In the Journal of Medical Device Regulation, Klepinski (4) states that a physician’s use of a medical device offlabel is to be regulated by professional ethics, threat of a malpractice suit, Institutional Review Board or Ethics Committee policies, and insurance reimbursement rules. He also states that the manufacturer’s dissemination of information about using their device off-label is regulated by the Federal Drug Administration (FDA) and reimbursement laws as well. Federal regulatory agencies like the FDA and the Canadian Medical Protective Association state: “off label use of a medical device means any use that is not included in the printed, cleared indications for use” (5) and “off label refers to using a licensed medical device outside of the indication for which the license was issued, therefore it is recommended that the physician obtain and document the appropriate informed consent before using a device off-label” (6).
In addition to federal regulatory issues around intentionally using medical devices off-label (7), there is the potential for increasing patient morbidity associated with gaseous microemboli (GME) when intentionally pushing oxygenators beyond their manufacturers’ maximum rated flow. This morbidity can be associated with the increasing amounts of GME that are detected when pump flow rates approach or exceed the manufacturers’ maximum rated flow (8–10).

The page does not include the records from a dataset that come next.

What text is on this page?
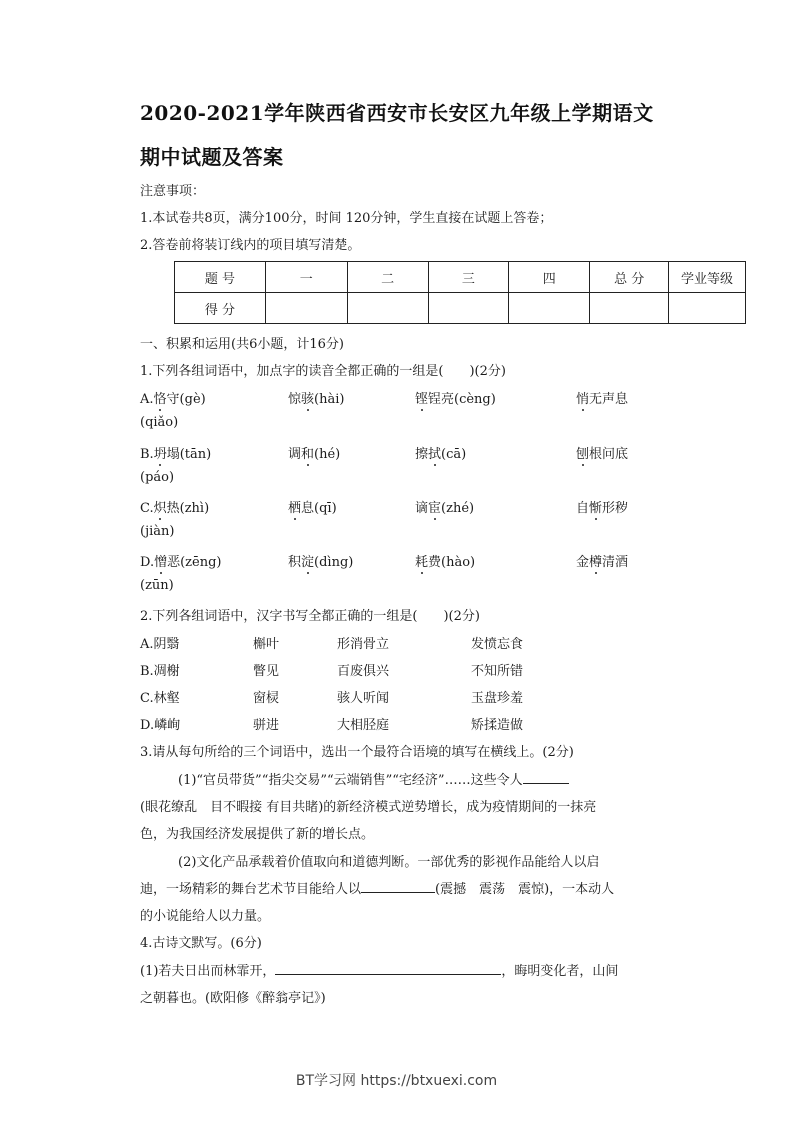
2020-2021学年陕西省西安市长安区九年级上学期语文
期中试题及答案
注意事项：
1.本试卷共8页，满分100分，时间 120分钟，学生直接在试题上答卷；
2.答卷前将装订线内的项目填写清楚。
题 号	一	二	三	四	总 分	学业等级
得 分						
一、积累和运用(共6小题，计16分)
1.下列各组词语中，加点字的读音全都正确的一组是(　　)(2分)
A.恪守(gè)	惊骇(hài)	铿锃亮(cèng)	悄无声息
(qiǎo)
B.坍塌(tān)	调和(hé)	擦拭(cā)	刨根问底
(páo)
C.炽热(zhì)	栖息(qī)	谪宦(zhé)	自惭形秽
(jiàn)
D.憎恶(zēng)	积淀(dìng)	耗费(hào)	金樽清酒
(zūn)
2.下列各组词语中，汉字书写全都正确的一组是(　　)(2分)
A.阴翳	槲叶	形消骨立	发愤忘食
B.凋榭	瞥见	百废俱兴	不知所错
C.林壑	窗棂	骇人听闻	玉盘珍羞
D.嶙峋	骈进	大相胫庭	矫揉造做
3.请从每句所给的三个词语中，选出一个最符合语境的填写在横线上。(2分)
(1)“官员带货”“指尖交易”“云端销售”“宅经济”……这些令人
(眼花缭乱　目不暇接 有目共睹)的新经济模式逆势增长，成为疫情期间的一抹亮
色，为我国经济发展提供了新的增长点。
(2)文化产品承载着价值取向和道德判断。一部优秀的影视作品能给人以启
迪，一场精彩的舞台艺术节目能给人以	(震撼　震荡　震惊)，一本动人
的小说能给人以力量。
4.古诗文默写。(6分)
(1)若夫日出而林霏开，	，晦明变化者，山间
之朝暮也。(欧阳修《醉翁亭记》)
BT学习网 https://btxuexi.com
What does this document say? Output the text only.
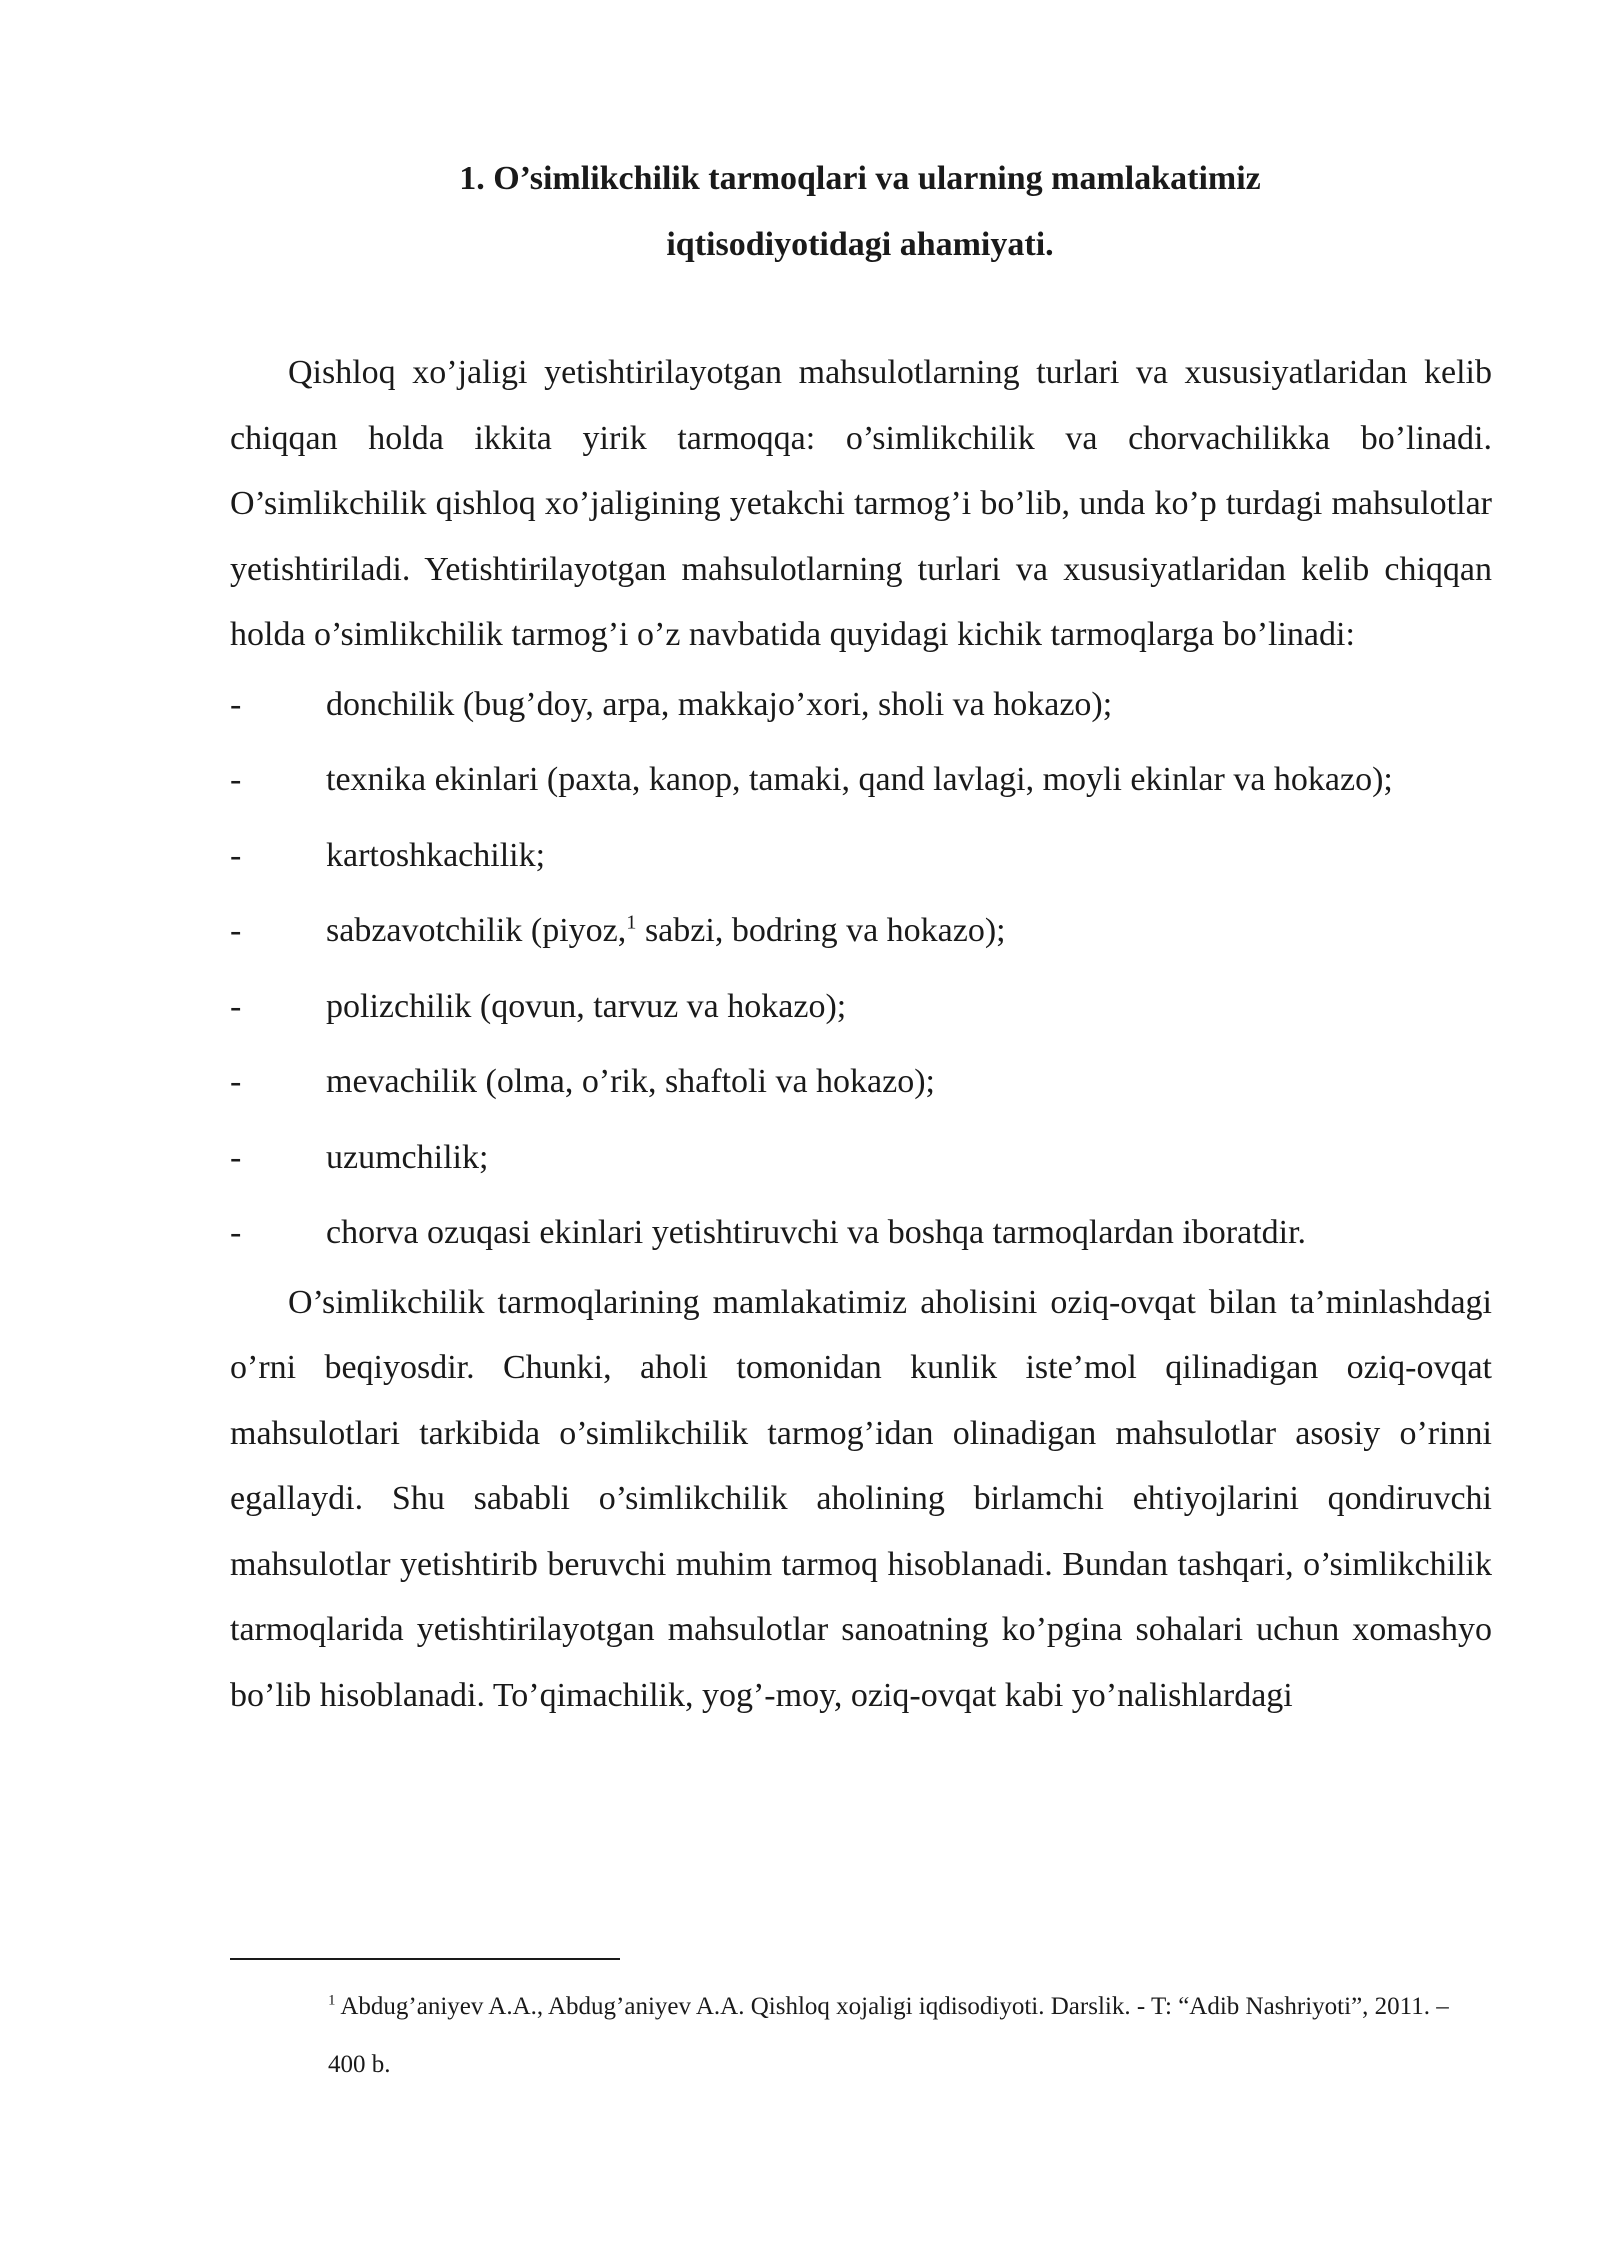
1. O’simlikchilik tarmoqlari va ularning mamlakatimiz
iqtisodiyotidagi ahamiyati.

Qishloq xo’jaligi yetishtirilayotgan mahsulotlarning turlari va xususiyatlaridan kelib chiqqan holda ikkita yirik tarmoqqa: o’simlikchilik va chorvachilikka bo’linadi. O’simlikchilik qishloq xo’jaligining yetakchi tarmog’i bo’lib, unda ko’p turdagi mahsulotlar yetishtiriladi. Yetishtirilayotgan mahsulotlarning turlari va xususiyatlaridan kelib chiqqan holda o’simlikchilik tarmog’i o’z navbatida quyidagi kichik tarmoqlarga bo’linadi:

- donchilik (bug’doy, arpa, makkajo’xori, sholi va hokazo);

- texnika ekinlari (paxta, kanop, tamaki, qand lavlagi, moyli ekinlar va hokazo);

- kartoshkachilik;

- sabzavotchilik (piyoz,$^1$ sabzi, bodring va hokazo);

- polizchilik (qovun, tarvuz va hokazo);

- mevachilik (olma, o’rik, shaftoli va hokazo);

- uzumchilik;

- chorva ozuqasi ekinlari yetishtiruvchi va boshqa tarmoqlardan iboratdir.

O’simlikchilik tarmoqlarining mamlakatimiz aholisini oziq-ovqat bilan ta’minlashdagi o’rni beqiyosdir. Chunki, aholi tomonidan kunlik iste’mol qilinadigan oziq-ovqat mahsulotlari tarkibida o’simlikchilik tarmog’idan olinadigan mahsulotlar asosiy o’rinni egallaydi. Shu sababli o’simlikchilik aholining birlamchi ehtiyojlarini qondiruvchi mahsulotlar yetishtirib beruvchi muhim tarmoq hisoblanadi. Bundan tashqari, o’simlikchilik tarmoqlarida yetishtirilayotgan mahsulotlar sanoatning ko’pgina sohalari uchun xomashyo bo’lib hisoblanadi. To’qimachilik, yog’-moy, oziq-ovqat kabi yo’nalishlardagi

$^1$ Abdug’aniyev A.A., Abdug’aniyev A.A. Qishloq xojaligi iqdisodiyoti. Darslik. - T: “Adib Nashriyoti”, 2011. – 400 b.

Excessive hemodilution during cardiac surgery may be an independent risk factor for transfusion (11), but it can be a manageable risk factor if addressed by reliable staff education, common sense, team work, and the cooperation of all professions involved in cardiac surgery (3).
My final concern is with the author’s use of the phrase “prescriptive” in this technique article. Considering the frequency of its use throughout the text and the devices the authors used, this phrase is too close to a manufacturer’s marketing concept and not to an individual program’s effort to reduce intraoperative hemodilution.
This article is a good indication of a department’s teamwork and effort to improve quality control, but it “does not” associate small prime volume reductions with improvements in allogeneic blood transfusion statistics nor does it qualify or quantify the use of small adult oxygenators in an off-label manner.